Bupati Nganjuk, Marhaen Djumadi, menegaskan bahwa keberadaan Sekolah Rakyat merupakan bentuk nyata kehadiran pemerintah untuk memastikan anak-anak dari keluarga kurang mampu tetap mendapatkan kesempatan pendidikan yang layak.
“Program ini dirancang secara sistematis untuk memberikan akses pendidikan holistik sekaligus memenuhi kebutuhan dasar siswa melalui sistem berasrama. Dengan demikian, keterbatasan ekonomi keluarga tak lagi menjadi penggalang bagi anak-anak untuk mengejar cita-cita,” kata Bupati Marhaen.
Sekolah Rakyat Terintegrasi 1 Nganjuk diprioritaskan bagi anak-anak dari keluarga kurang mampu, khususnya yang terdata dalam kelompok desil 1, desil 2, dan sebagian desil 3.
Kepala Sekolah Rakyat Terintegrasi 1 Nganjuk, Zuana Nurul Huda, menyebut program ini memiliki orientasi jangka pendek, menengah, dan panjang.
Pada tahap awal, perhatian utama diarahkan pada kesehatan dan kesejahteraan siswa. Dalam jangka menengah, sekolah berupaya memastikan anak tetap melanjutkan pendidikan dan tidak putus sekolah.
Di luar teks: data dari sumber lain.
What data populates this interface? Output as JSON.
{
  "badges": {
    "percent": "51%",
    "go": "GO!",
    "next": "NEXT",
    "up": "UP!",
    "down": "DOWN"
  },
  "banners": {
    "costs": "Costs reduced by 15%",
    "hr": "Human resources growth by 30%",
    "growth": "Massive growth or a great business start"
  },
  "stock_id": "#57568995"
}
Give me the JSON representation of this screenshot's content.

“Sementara dalam jangka panjang, pendidikan ini diharapkan mampu melahirkan generasi tangguh yang mampu meningkatkan taraf hidup keluarganya,” bebernya.
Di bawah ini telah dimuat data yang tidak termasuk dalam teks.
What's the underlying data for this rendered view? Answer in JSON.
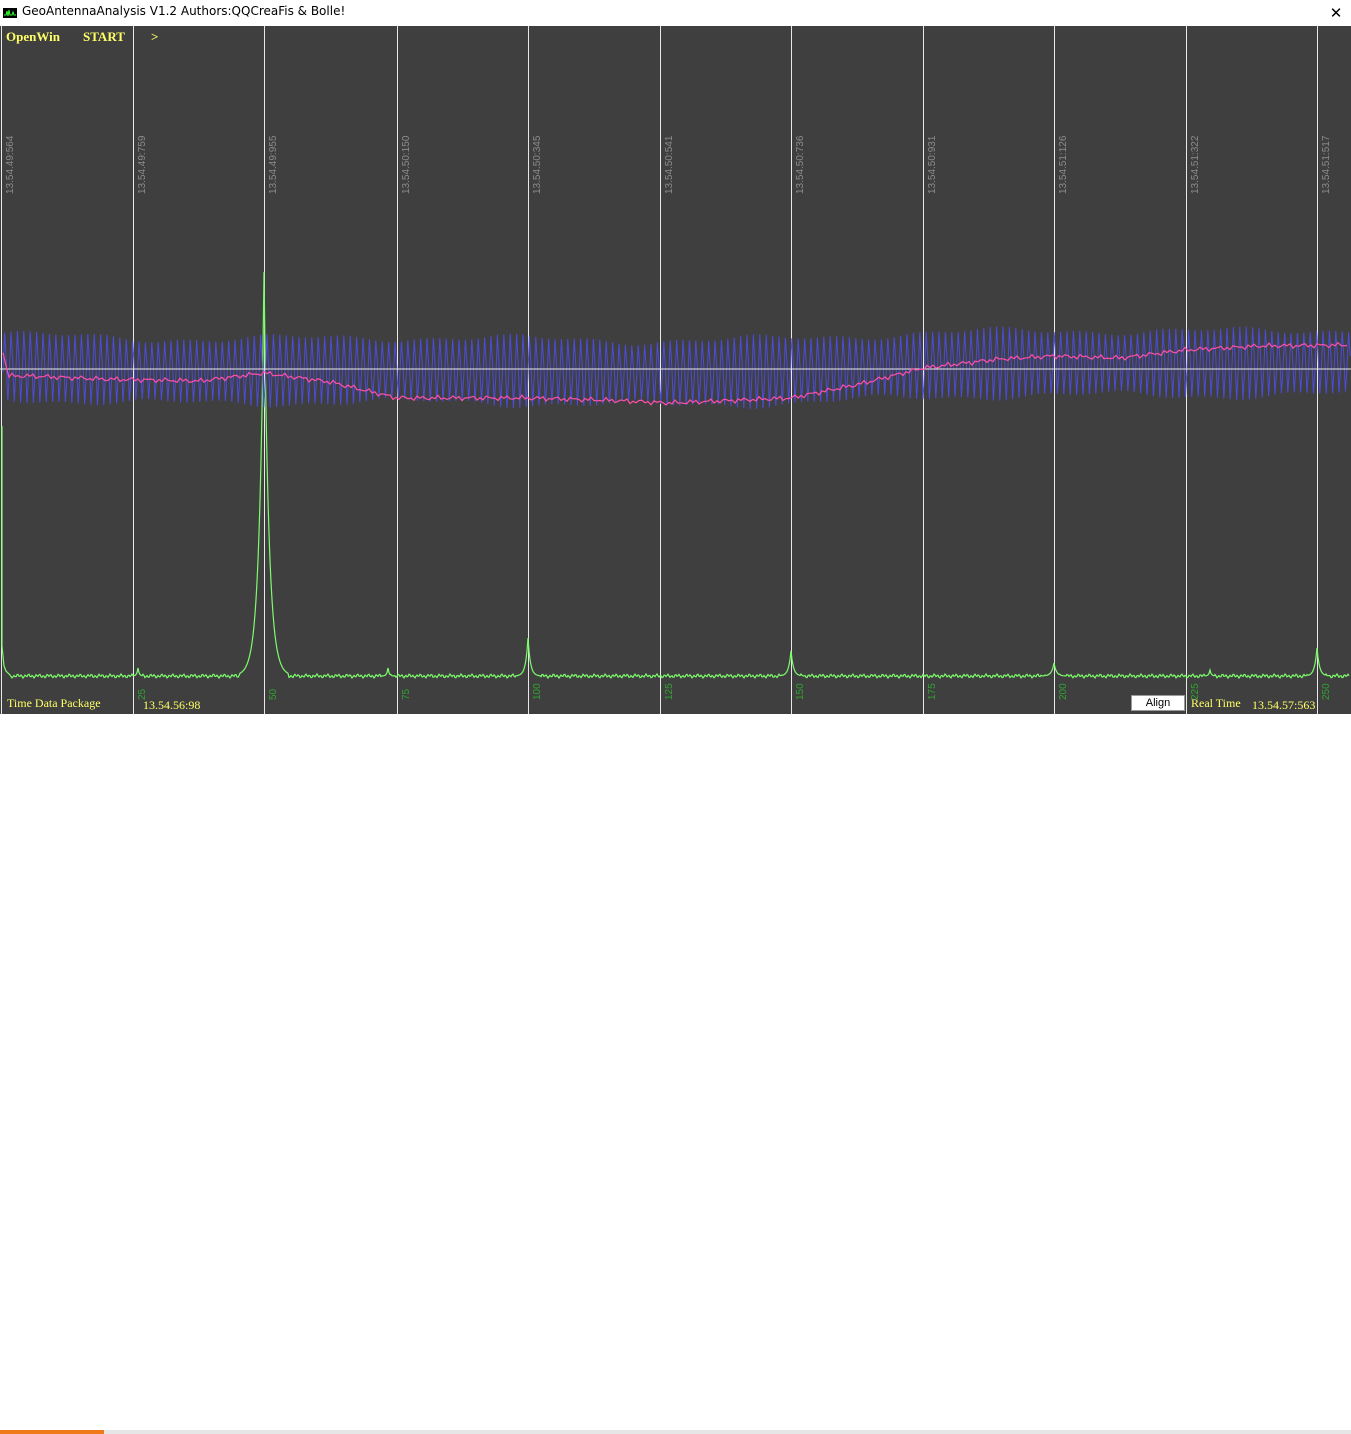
{
  "window": {
    "title": "GeoAntennaAnalysis V1.2 Authors:QQCreaFis & Bolle!",
    "close_label": "✕",
    "app_icon": "oscilloscope-icon"
  },
  "menu": {
    "openwin": "OpenWin",
    "start": "START",
    "next": ">"
  },
  "timestamps": [
    "13.54.49:564",
    "13.54.49:759",
    "13.54.49:955",
    "13.54.50:150",
    "13.54.50:345",
    "13.54.50:541",
    "13.54.50:736",
    "13.54.50:931",
    "13.54.51:126",
    "13.54.51:322",
    "13.54.51:517"
  ],
  "package_labels": [
    "",
    "25",
    "50",
    "75",
    "100",
    "125",
    "150",
    "175",
    "200",
    "225",
    "250"
  ],
  "footer": {
    "left_label": "Time Data Package",
    "left_time": "13.54.56:98",
    "align_label": "Align",
    "right_label": "Real Time",
    "right_time": "13.54.57:563"
  },
  "progress": {
    "fraction": 0.077
  },
  "colors": {
    "background": "#3f3f3f",
    "grid": "#e8e8e8",
    "signal": "#4b4bdc",
    "average": "#ff4fa8",
    "spectrum": "#7dfc6c",
    "text_yellow": "#ffff66",
    "label_grey": "#8c8c8c",
    "label_green": "#2fa32f",
    "progress": "#f07a1a"
  }
}
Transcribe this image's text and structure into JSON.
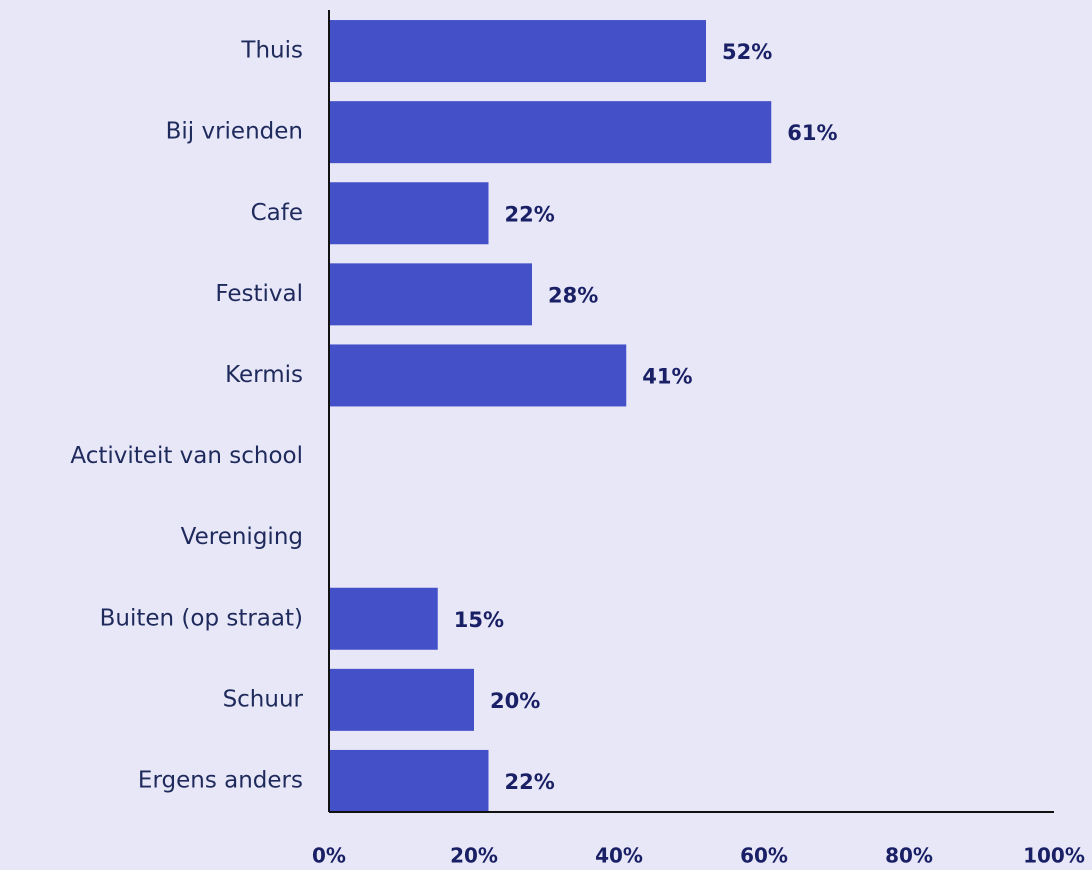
{
  "chart_data": {
    "type": "bar",
    "orientation": "horizontal",
    "categories": [
      "Thuis",
      "Bij vrienden",
      "Cafe",
      "Festival",
      "Kermis",
      "Activiteit van school",
      "Vereniging",
      "Buiten (op straat)",
      "Schuur",
      "Ergens anders"
    ],
    "values": [
      52,
      61,
      22,
      28,
      41,
      null,
      null,
      15,
      20,
      22
    ],
    "value_labels": [
      "52%",
      "61%",
      "22%",
      "28%",
      "41%",
      null,
      null,
      "15%",
      "20%",
      "22%"
    ],
    "color": "#4350c8",
    "xlim": [
      0,
      100
    ],
    "xticks": [
      {
        "value": 0,
        "label": "0%"
      },
      {
        "value": 20,
        "label": "20%"
      },
      {
        "value": 40,
        "label": "40%"
      },
      {
        "value": 60,
        "label": "60%"
      },
      {
        "value": 80,
        "label": "80%"
      },
      {
        "value": 100,
        "label": "100%"
      }
    ],
    "grid": false
  }
}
Saat ini, sebanyak 200 siswa telah resmi memulai pendidikan di Sekolah Rakyat Terintegrasi 1 Nganjuk, terdiri dari 20 siswa SD, 90 siswa SMP, dan 90 siswa SMA.
Mengusung Kurikulum Merdeka yang disesuaikan dengan kompetensi peserta didik, proses pembelajaran berlangsung dalam ekosistem asrama agar pembinaan berjalan lebih terintegrasi.
Para siswa mendapatkan pendampingan intensif dari pengasuh serta wali asrama, sementara pemantauan kesehatan berkala dijalankan melalui kerja sama dengan Puskesmas setempat.
Kendati kapasitas total sekolah mampu menampung hingga 1.000 siswa, jumlah 200 peserta didik saat ini dinilai ideal untuk memaksimalkan fasilitas asrama dan ruang pendukung yang ada, meski beberapa sarana fisik masih dalam tahap penyempurnaan.
Guna menunjang keberlangsungan pendidikan terpadu ini, Pemkab Nganjuk menerjunkan 103 tenaga pendukung yang terdiri dari 32 guru dan 71 tenaga kependidikan.
Lewat konsep terintegrasi ini, para siswa tidak hanya memperoleh ilmu akademis di kelas, tetapi juga dibentuk menjadi pribadi yang disiplin melalui pola hidup berasrama.